Mi misi le mani nei capelli sconfitto dal senso di impotenza. Guardai intorno per cercare almeno qualcosa con cui coprire quel corpo; le lenzuola e le coperte erano rimaste sotto di lei. A terra, accanto al pareo trovai diversi blister vuoti. Li raccolsi e li misi da parte. Presi il pareo e cercai di coprirla in qualche modo.
Ovunque c’erano mozziconi di sigaretta; alcuni avevano bruciato il copriletto. Passai istintivamente la mano per scrollarli via e in quel momento mi accorsi che sotto le sue dita c’era qualcos’altro. Era una vecchia fotografia.

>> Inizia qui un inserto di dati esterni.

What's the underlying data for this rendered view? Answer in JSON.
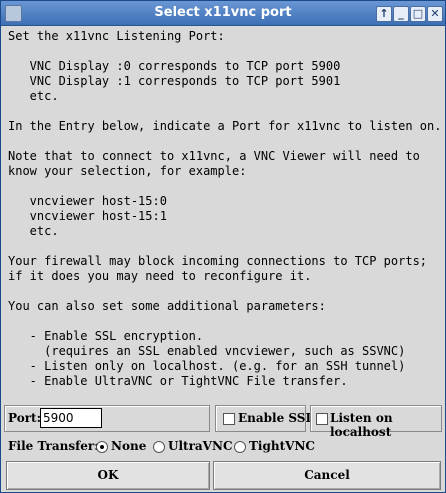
{
  "window": {
    "title": "Select x11vnc port",
    "controls": [
      "↑",
      "_",
      "□",
      "✕"
    ]
  },
  "message": {
    "text": "Set the x11vnc Listening Port:\n\n   VNC Display :0 corresponds to TCP port 5900\n   VNC Display :1 corresponds to TCP port 5901\n   etc.\n\nIn the Entry below, indicate a Port for x11vnc to listen on.\n\nNote that to connect to x11vnc, a VNC Viewer will need to\nknow your selection, for example:\n\n   vncviewer host-15:0\n   vncviewer host-15:1\n   etc.\n\nYour firewall may block incoming connections to TCP ports;\nif it does you may need to reconfigure it.\n\nYou can also set some additional parameters:\n\n   - Enable SSL encryption.\n     (requires an SSL enabled vncviewer, such as SSVNC)\n   - Listen only on localhost. (e.g. for an SSH tunnel)\n   - Enable UltraVNC or TightVNC File transfer."
  },
  "options": {
    "port_label": "Port:",
    "port_value": "5900",
    "enable_ssl_label": "Enable SSL",
    "enable_ssl_checked": false,
    "listen_localhost_label": "Listen on localhost",
    "listen_localhost_checked": false
  },
  "file_transfer": {
    "label": "File Transfer:",
    "options": [
      "None",
      "UltraVNC",
      "TightVNC"
    ],
    "selected": "None"
  },
  "buttons": {
    "ok": "OK",
    "cancel": "Cancel"
  }
}
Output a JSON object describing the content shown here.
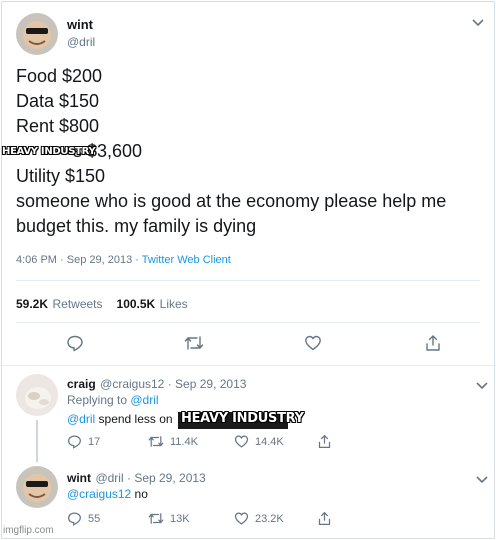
{
  "tweet": {
    "author_name": "wint",
    "author_handle": "@dril",
    "lines": [
      "Food $200",
      "Data $150",
      "Rent $800",
      "s $3,600",
      "Utility $150",
      "someone who is good at the economy please help me",
      "budget this. my family is dying"
    ],
    "overlay_text": "HEAVY INDUSTRY",
    "time": "4:06 PM · Sep 29, 2013 · ",
    "client": "Twitter Web Client",
    "retweets_count": "59.2K",
    "retweets_label": "Retweets",
    "likes_count": "100.5K",
    "likes_label": "Likes"
  },
  "replies": [
    {
      "name": "craig",
      "handle": "@craigus12",
      "sep": " · ",
      "date": "Sep 29, 2013",
      "replying_prefix": "Replying to ",
      "replying_handle": "@dril",
      "mention": "@dril",
      "text": " spend less on ",
      "overlay_text": "HEAVY INDUSTRY",
      "replies": "17",
      "retweets": "11.4K",
      "likes": "14.4K"
    },
    {
      "name": "wint",
      "handle": "@dril",
      "sep": " · ",
      "date": "Sep 29, 2013",
      "mention": "@craigus12",
      "text": " no",
      "replies": "55",
      "retweets": "13K",
      "likes": "23.2K"
    }
  ],
  "watermark": "imgflip.com",
  "icons": [
    "reply-icon",
    "retweet-icon",
    "like-icon",
    "share-icon",
    "chevron-down-icon"
  ],
  "colors": {
    "link": "#1b95e0",
    "muted": "#657786",
    "text": "#14171a",
    "divider": "#e6ecf0"
  }
}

In quel momento non ebbi modo di guardarla con attenzione; il direttore irruppe nella stanza insieme ad altri inservienti. Di lì a poco si sentì la sirena dell’ambulanza. Ormai non c’era più bisogno di me, sarei stato solo d’intralcio, così me ne andai senza rendermi conto di avere ancora quel pezzo di cartoncino in mano. Vidi passare velocemente la barella nella hall e l’ambulanza partire a sirene spiegate. Pensai che fosse un buon segno e che, nonostante tutto, avrei preferito che la signora Brunero fosse ancora viva.
Di lei non ho saputo più nulla, ma che importa; dall’hotel passano un sacco di persone e a nessuno interessa cosa ne sarà di loro dopo quel breve soggiorno. Ma quella sera, ritrovandomi in tasca quella fotografia rimasi sconvolto.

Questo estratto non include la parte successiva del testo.